Missing a Deadline to Counter
One of the best ways I have of telling how good a listing agent is is whether they get the counter to me before the offer has expired. Not that someone who gets the counter back to me quickly is necessarily wonder-agent, but that someone who doesn't sure isn't.
The whole idea of the purchase contract is that it becomes a legally enforceable contract when accepted. But if you're missing the "little detail" of timeliness, the contract hasn't been accepted, indeed it becomes impossible for it to be accepted unless someone is capable of time travel.
Missing offer deadlines has become common of late, with sellers hoping for better offers, so they sit on this one until too much time has passed, thus hurting their case further.
The other side missing the detail of timeliness gives my clients power. Now my clients can choose to accept what has become a counter-offer rather than an acceptance, because even if the other side intended to give a full acceptance, they haven't. There's this not so little niggling detail of the fact that the original offer has expired. It's dead. It's an ex-offer.
The other side missing deadline gives me information.

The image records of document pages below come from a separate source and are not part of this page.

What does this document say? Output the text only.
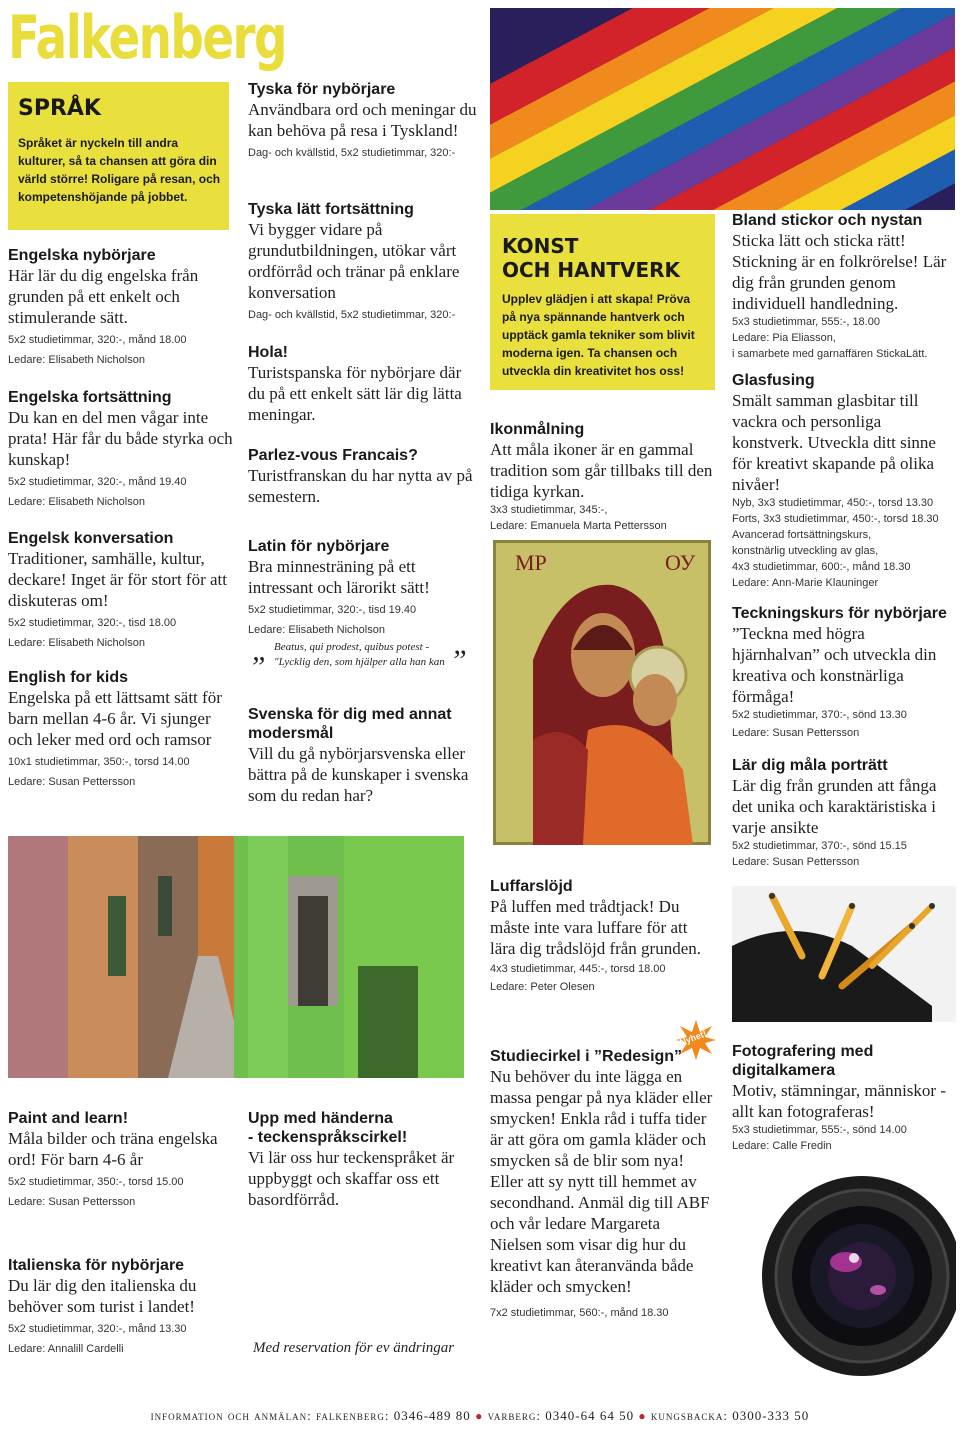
Falkenberg
SPRÅK

Språket är nyckeln till andra kulturer, så ta chansen att göra din värld större! Roligare på resan, och kompetenshöjande på jobbet.

Engelska nybörjare

Här lär du dig engelska från grunden på ett enkelt och stimulerande sätt.

5x2 studietimmar, 320:-, månd 18.00

Ledare: Elisabeth Nicholson

Engelska fortsättning

Du kan en del men vågar inte prata! Här får du både styrka och kunskap!

5x2 studietimmar, 320:-, månd 19.40

Ledare: Elisabeth Nicholson

Engelsk konversation

Traditioner, samhälle, kultur, deckare! Inget är för stort för att diskuteras om!

5x2 studietimmar, 320:-, tisd 18.00

Ledare: Elisabeth Nicholson

English for kids

Engelska på ett lättsamt sätt för barn mellan 4-6 år. Vi sjunger och leker med ord och ramsor

10x1 studietimmar, 350:-, torsd 14.00

Ledare: Susan Pettersson

Tyska för nybörjare

Användbara ord och meningar du kan behöva på resa i Tyskland!

Dag- och kvällstid, 5x2 studietimmar, 320:-

Tyska lätt fortsättning

Vi bygger vidare på grundutbildningen, utökar vårt ordförråd och tränar på enklare konversation

Dag- och kvällstid, 5x2 studietimmar, 320:-

Hola!

Turistspanska för nybörjare där du på ett enkelt sätt lär dig lätta meningar.

Parlez-vous Francais?

Turistfranskan du har nytta av på semestern.

Latin för nybörjare

Bra minnesträning på ett intressant och lärorikt sätt!

5x2 studietimmar, 320:-, tisd 19.40

Ledare: Elisabeth Nicholson

„ Beatus, qui prodest, quibus potest -

"Lycklig den, som hjälper alla han kan ”

Svenska för dig med annat

modersmål

Vill du gå nybörjarsvenska eller bättra på de kunskaper i svenska som du redan har?

Paint and learn!

Måla bilder och träna engelska ord! För barn 4-6 år

5x2 studietimmar, 350:-, torsd 15.00

Ledare: Susan Pettersson

Italienska för nybörjare

Du lär dig den italienska du behöver som turist i landet!

5x2 studietimmar, 320:-, månd 13.30

Ledare: Annalill Cardelli

Upp med händerna

- teckenspråkscirkel!

Vi lär oss hur teckenspråket är uppbyggt och skaffar oss ett basordförråd.

Med reservation för ev ändringar

KONST
OCH HANTVERK

Upplev glädjen i att skapa! Pröva på nya spännande hantverk och upptäck gamla tekniker som blivit moderna igen. Ta chansen och utveckla din kreativitet hos oss!

Ikonmålning

Att måla ikoner är en gammal tradition som går tillbaks till den tidiga kyrkan.

3x3 studietimmar, 345:-,

Ledare: Emanuela Marta Pettersson

МР	ОУ

Luffarslöjd

På luffen med trådtjack! Du måste inte vara luffare för att lära dig trådslöjd från grunden.

4x3 studietimmar, 445:-, torsd 18.00

Ledare: Peter Olesen

Nyhet!

Studiecirkel i ”Redesign”

Nu behöver du inte lägga en massa pengar på nya kläder eller smycken! Enkla råd i tuffa tider är att göra om gamla kläder och smycken så de blir som nya! Eller att sy nytt till hemmet av secondhand. Anmäl dig till ABF och vår ledare Margareta Nielsen som visar dig hur du kreativt kan återanvända både kläder och smycken!

7x2 studietimmar, 560:-, månd 18.30

Bland stickor och nystan

Sticka lätt och sticka rätt! Stickning är en folkrörelse! Lär dig från grunden genom individuell handledning.

5x3 studietimmar, 555:-, 18.00

Ledare: Pia Eliasson,
i samarbete med garnaffären StickaLätt.

Glasfusing

Smält samman glasbitar till vackra och personliga konstverk. Utveckla ditt sinne för kreativt skapande på olika nivåer!

Nyb, 3x3 studietimmar, 450:-, torsd 13.30
Forts, 3x3 studietimmar, 450:-, torsd 18.30
Avancerad fortsättningskurs,
konstnärlig utveckling av glas,
4x3 studietimmar, 600:-, månd 18.30

Ledare: Ann-Marie Klauninger

Teckningskurs för nybörjare

”Teckna med högra hjärnhalvan” och utveckla din kreativa och konstnärliga förmåga!

5x2 studietimmar, 370:-, sönd 13.30

Ledare: Susan Pettersson

Lär dig måla porträtt

Lär dig från grunden att fånga det unika och karaktäristiska i varje ansikte

5x2 studietimmar, 370:-, sönd 15.15

Ledare: Susan Pettersson

Fotografering med

digitalkamera

Motiv, stämningar, människor - allt kan fotograferas!

5x3 studietimmar, 555:-, sönd 14.00

Ledare: Calle Fredin

information och anmälan: falkenberg: 0346-489 80 ● varberg: 0340-64 64 50 ● kungsbacka: 0300-333 50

After the deadline, I'm pretty certain there aren't any other offers going on, no matter what the other agent says. If there are other offers, they're not good offers. If there were other good offers, better than mine, why are they countering me so late? When I have multiple offers on one of my listings, I get each counter out there as quick as I can, and the proviso that another offer is not previously accepted is on every single one of them.
This means that my client is in a stronger position than they were in initially. Not infinitely stronger, but noticeably stronger. Particularly in the buyer's market we have locally and in most of the rest of the country. Even in a seller's market, it tells me that no one else wants this property at that price. It may be grounds to counter even lower.
This means that an agent who sits on an offer (or counter-offer) is weakening their clients bargaining position, i.e. violation of fiduciary duty. Unless it's the client who just can't respond, that agent has now incurred the possibility of action. Even if the client has been told of the offer, I always feel that I need to tell them that most offers have expirations, and the sooner they counter, the stronger their perceived bargaining position.
It's no better for a prospective buyer to miss a counter than it is for a prospective seller. There must have been something about that property that was attractive to you. Properties for sale never last longer than the first person who does what is necessary to get the seller to agree to terms. Once it's in escrow with someone else, it's too late to decide you want it. Unless it falls out of escrow - something not under your control - you are out of luck. Being a back up offer is most often a sucker's proposition.
This doesn't mean I make a habit of demanding responses within 24 hours. That's overplaying your hand in most situations. But a deadline of three to four business days is quite reasonable, and situations where it may be to your advantage to delay are rare. If you can't respond to an offer or counter-offer in that amount of time, something is wrong.